Types Of Rhinoplasty
The History of Rhinoplasty
Rhinoplasty, or nose reshaping, sometimes known as a “nose job”, is a procedure that can alter the cosmetic appearance of the nose, and/or improve breathing when an obstruction is present from a deviated septum.
Rhinoplasty, commonly thought of as a cosmetic procedure, was for centuries, a reconstructive procedure. Although quite different from how the surgery is performed today, this surgery was born out of necessity to repair and reconstruct the nose after wounds from war, and mutilations from political and religious punishments.

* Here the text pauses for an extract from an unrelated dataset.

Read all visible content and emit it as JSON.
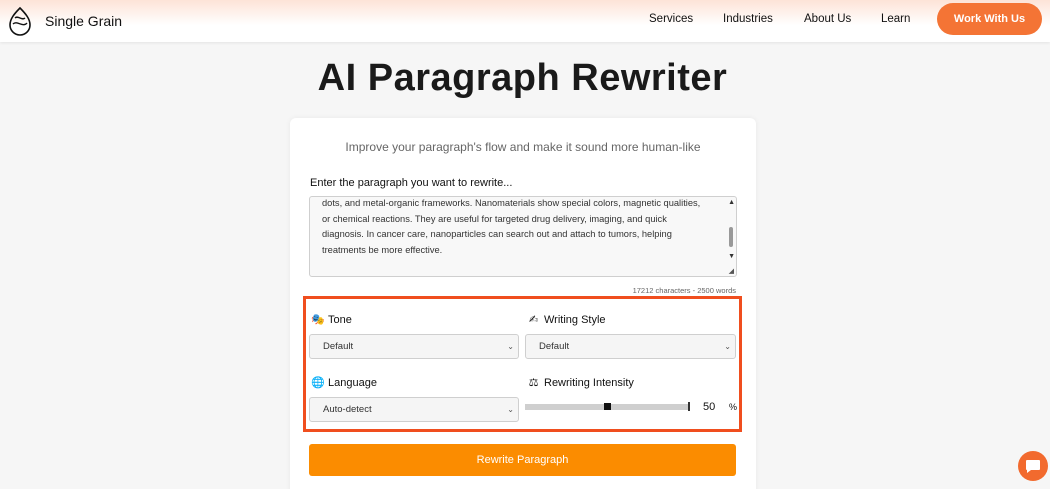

The first descriptions of surgical rhinoplasty surgeries for managing cosmetic deformities, rather than reconstruction, were not described until the 19th century- marking essentially the birth of modern cosmetic rhinoplasty.
It would take almost another century for septoplasty- a surgery aimed at fixing nasal obstruction due to bent cartilage, to be devised. It was also during the early 20th century, more specifically 1921, that the open rhinoplasty approach was first developed. However it did not really become popular until the 1970’s and late 80’s.
Although rhinoplasty has been performed for centuries, it is three aspects from only the last 40 years that have shaped our current views on modern rhinoplasty.
Late in the 19th century, rhinoplasty transitioned from a reconstructive to a cosmetic procedure, and it was mainly performed as a reductive surgery- to make the nose smaller. Also the 1980’s saw a marked change in rhinoplasty from a “closed” or internal, to an “open” or external procedure. This change came about as a way to be able to perform the surgery more precisely, and achieve better results.
Modern rhinoplasty was shaped by the accepted aesthetic standards of the 1900’s- shaping more feminine noses. This implied until the late 1990’s, a small, short and upturned nose. No real consideration was given to facial proportions, and results seemed to be the result of an assembly line.
Traditional surgical techniques, still taught and practiced today by many, advocated removal of bone and cartilage to make the nose “skeleton” smaller and then allow the existing skin to re drape back into its newer, smaller understructure.
Unfortunately, these “well established” surgical techniques, not taking into account how tissues healed after surgery, did not produce the results that they promised. Years after surgery, the results of these operations appeared too small, too pinched, and too fake. This is what created the well known image of an “operated” nose. It would not be until the late 1990’s that a selected few realized the disconnect between the techniques used and the late results after healing.
Starting in the mid 1990’s, a handful of observant surgeons realized that structure preceded aesthetics. Harmonious, natural looking noses, that stood the test of time, could be achieved, but a 3D understanding and preservation of the nasal support had to be devised.
After the 1990s, a new generation of “rhinoplasty” surgeons emerged. They narrowed their practice focus to the nose, creating newer and more stable techniques to produce changes to the nose that would result in natural and long standing results.
Although most of the current concepts in rhinoplasty have been achieved in the last 20 years or so, in medicine changes don’t happen overnight, but gradually. Outdated techniques are still being taught and practiced by many surgeons today. This is why it is important to seek a surgeon that performs rhinoplasty as a specialty.
Open rhinoplasty- unless minimal changes are needed, offers better visualization of the underlying structures of the nose, allowing for more precise maneuvers, and thus better results. Any experienced surgeon should be able to deliver seamless incisions with this approach.